Pune: A 21-year-old male donor from Solapur has donated his heart, liver and kidney, saving four lives. The liver and heart were transported from Solapur by chartered flight to Pune.
The kidney transplant will be done at DY Patil Medical College, Pune, and Noble Hospital, Pune. The heart and liver will be transplanted to recipients from Ruby Hall Clinic, Pune.
This organ retrieval was made from Dr VM Medical College, Solapur. It is the first centre in Pune region to carry out organ donation under ‘non-transplant organ retrieval centre’ (NTORC).
The hospitals under the NTORC category are the centres that help cadaver donation by identifying brain dead patients and retrieving their organs at their facilities.
These centres have permission to retrieve organs of brain dead patients and do not have licences to carry out organ transplant. The aim to have such centres is to increase the number of cadaver donations.
Arti Gokhale, coordinator, Zonal Transplant Coordination Center (ZTCC), Pune, said, “This is the first organ donation at a NTORC hospital. More and more such transplants at these hospitals will give a boost to the movement for organ donation.”
Speaking to Sakal Times about the recipient, Dr Sanjay Pathare, Medical Director of Ruby Hall Clinic, Pune, said, “A 67-year-old man, who was suffering from heart failure, underwent a heart transplant, while a 50-year-old man, who was suffering from liver failure, will undergo liver transplant.”

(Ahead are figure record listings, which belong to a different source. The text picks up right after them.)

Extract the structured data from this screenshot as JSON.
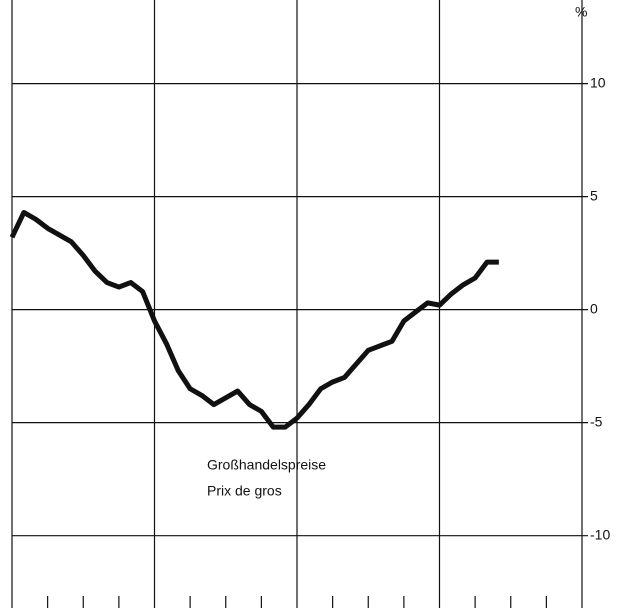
{
  "chart_data": {
    "type": "line",
    "y_unit": "%",
    "annotation": [
      "Großhandelspreise",
      "Prix de gros"
    ],
    "x": [
      0,
      1,
      2,
      3,
      4,
      5,
      6,
      7,
      8,
      9,
      10,
      11,
      12,
      13,
      14,
      15,
      16,
      17,
      18,
      19,
      20,
      21,
      22,
      23,
      24,
      25,
      26,
      27,
      28,
      29,
      30,
      31,
      32,
      33,
      34,
      35,
      36,
      37,
      38,
      39,
      40,
      41
    ],
    "series": [
      {
        "color": "#111111",
        "values": [
          3.2,
          4.3,
          4.0,
          3.6,
          3.3,
          3.0,
          2.4,
          1.7,
          1.2,
          1.0,
          1.2,
          0.8,
          -0.5,
          -1.5,
          -2.7,
          -3.5,
          -3.8,
          -4.2,
          -3.9,
          -3.6,
          -4.2,
          -4.5,
          -5.2,
          -5.2,
          -4.8,
          -4.2,
          -3.5,
          -3.2,
          -3.0,
          -2.4,
          -1.8,
          -1.6,
          -1.4,
          -0.5,
          -0.1,
          0.3,
          0.2,
          0.7,
          1.1,
          1.4,
          2.1,
          2.1
        ]
      }
    ],
    "xlim": [
      0,
      48
    ],
    "xticks": [
      0,
      3,
      6,
      9,
      12,
      15,
      18,
      21,
      24,
      27,
      30,
      33,
      36,
      39,
      42,
      45,
      48
    ],
    "ylim": [
      -13.2,
      13.7
    ],
    "yticks": [
      -10,
      -5,
      0,
      5,
      10
    ],
    "grid": true
  }
}
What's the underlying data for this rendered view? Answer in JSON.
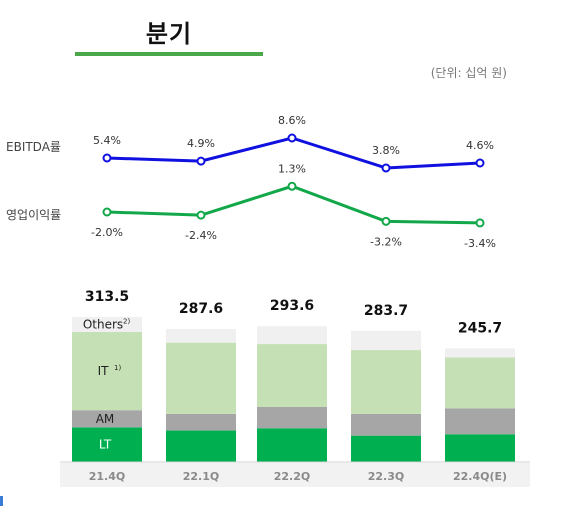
{
  "header": {
    "title": "분기",
    "unit_note": "(단위: 십억 원)"
  },
  "rows": {
    "ebitda_label": "EBITDA률",
    "op_label": "영업이익률"
  },
  "colors": {
    "ebitda_line": "#1010e0",
    "op_line": "#12a84a",
    "LT": "#00b050",
    "AM": "#a6a6a6",
    "IT": "#c5e0b4",
    "Others": "#f0f0f0",
    "title_underline": "#4aa84a"
  },
  "chart_data": [
    {
      "type": "line",
      "name": "EBITDA률",
      "x": [
        "21.4Q",
        "22.1Q",
        "22.2Q",
        "22.3Q",
        "22.4Q(E)"
      ],
      "values": [
        5.4,
        4.9,
        8.6,
        3.8,
        4.6
      ],
      "labels": [
        "5.4%",
        "4.9%",
        "8.6%",
        "3.8%",
        "4.6%"
      ]
    },
    {
      "type": "line",
      "name": "영업이익률",
      "x": [
        "21.4Q",
        "22.1Q",
        "22.2Q",
        "22.3Q",
        "22.4Q(E)"
      ],
      "values": [
        -2.0,
        -2.4,
        1.3,
        -3.2,
        -3.4
      ],
      "labels": [
        "-2.0%",
        "-2.4%",
        "1.3%",
        "-3.2%",
        "-3.4%"
      ]
    },
    {
      "type": "bar",
      "stacked": true,
      "categories": [
        "21.4Q",
        "22.1Q",
        "22.2Q",
        "22.3Q",
        "22.4Q(E)"
      ],
      "totals": [
        313.5,
        287.6,
        293.6,
        283.7,
        245.7
      ],
      "total_labels": [
        "313.5",
        "287.6",
        "293.6",
        "283.7",
        "245.7"
      ],
      "series": [
        {
          "name": "LT",
          "values": [
            75.0,
            68.0,
            73.0,
            57.0,
            60.0
          ]
        },
        {
          "name": "AM",
          "values": [
            37.0,
            36.0,
            46.0,
            47.0,
            56.0
          ]
        },
        {
          "name": "IT",
          "values": [
            169.0,
            154.0,
            136.0,
            138.0,
            110.0
          ]
        },
        {
          "name": "Others",
          "values": [
            32.5,
            29.6,
            38.6,
            41.7,
            19.7
          ]
        }
      ],
      "segment_labels": {
        "Others": "Others",
        "Others_note": "2)",
        "IT": "IT",
        "IT_note": "1)",
        "AM": "AM",
        "LT": "LT"
      }
    }
  ]
}
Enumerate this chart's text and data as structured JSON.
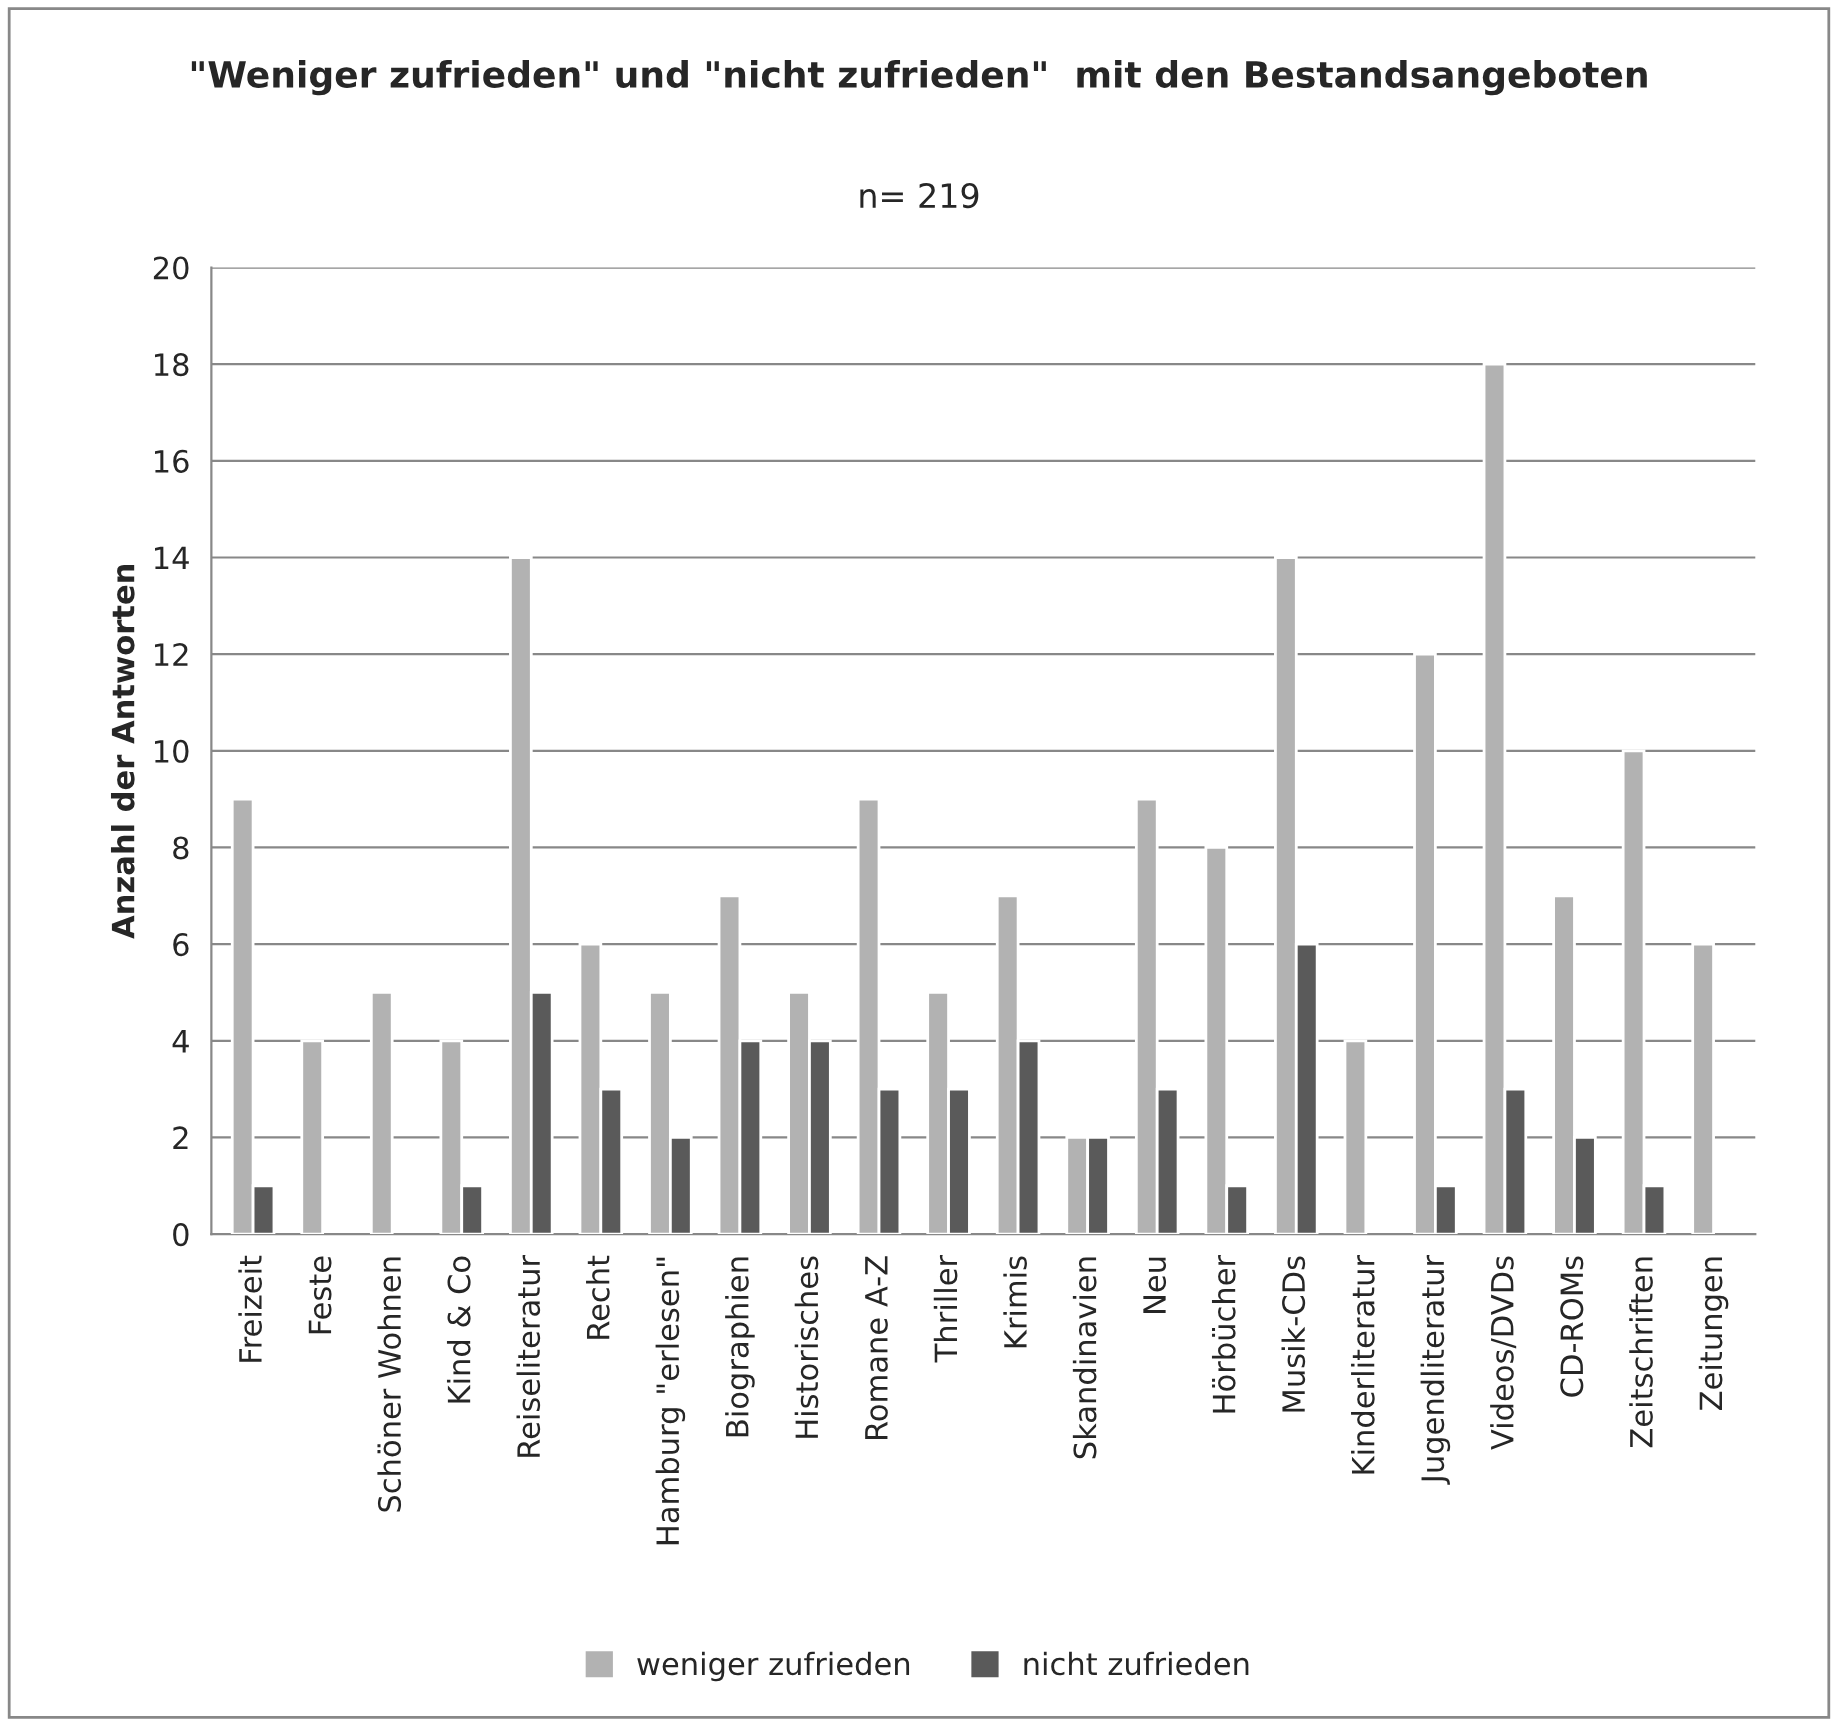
{
  "chart_data": {
    "type": "bar",
    "title": "\"Weniger zufrieden\" und \"nicht zufrieden\"  mit den Bestandsangeboten",
    "subtitle": "n= 219",
    "ylabel": "Anzahl der Antworten",
    "categories": [
      "Freizeit",
      "Feste",
      "Schöner Wohnen",
      "Kind & Co",
      "Reiseliteratur",
      "Recht",
      "Hamburg \"erlesen\"",
      "Biographien",
      "Historisches",
      "Romane A-Z",
      "Thriller",
      "Krimis",
      "Skandinavien",
      "Neu",
      "Hörbücher",
      "Musik-CDs",
      "Kinderliteratur",
      "Jugendliteratur",
      "Videos/DVDs",
      "CD-ROMs",
      "Zeitschriften",
      "Zeitungen"
    ],
    "series": [
      {
        "name": "weniger zufrieden",
        "color": "#b2b2b2",
        "values": [
          9,
          4,
          5,
          4,
          14,
          6,
          5,
          7,
          5,
          9,
          5,
          7,
          2,
          9,
          8,
          14,
          4,
          12,
          18,
          7,
          10,
          6
        ]
      },
      {
        "name": "nicht zufrieden",
        "color": "#5a5a5a",
        "values": [
          1,
          null,
          null,
          1,
          5,
          3,
          2,
          4,
          4,
          3,
          3,
          4,
          2,
          3,
          1,
          6,
          null,
          1,
          3,
          2,
          1,
          null
        ]
      }
    ],
    "ylim": [
      0,
      20
    ],
    "yticks": [
      0,
      2,
      4,
      6,
      8,
      10,
      12,
      14,
      16,
      18,
      20
    ],
    "grid": "y",
    "legend": "bottom"
  }
}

Speaking to Sakal Times about the economic background of the donor’s family, Dr Sandeep Holkar, nephrologist and transplant physician at the Government Medical College, Solapur said, “His mother is a maid and his father is a watchman. He himself was working at a small scale industry.
In spite of the poor economic background, his parents showed willingness to donate the organs. Initially, there was some refusal from their side, but after counselling for three hours they agreed to donate the organs.”
He added that maintaining the blood pressure of the brain dead patient till morning was a challenging task for the team of doctors.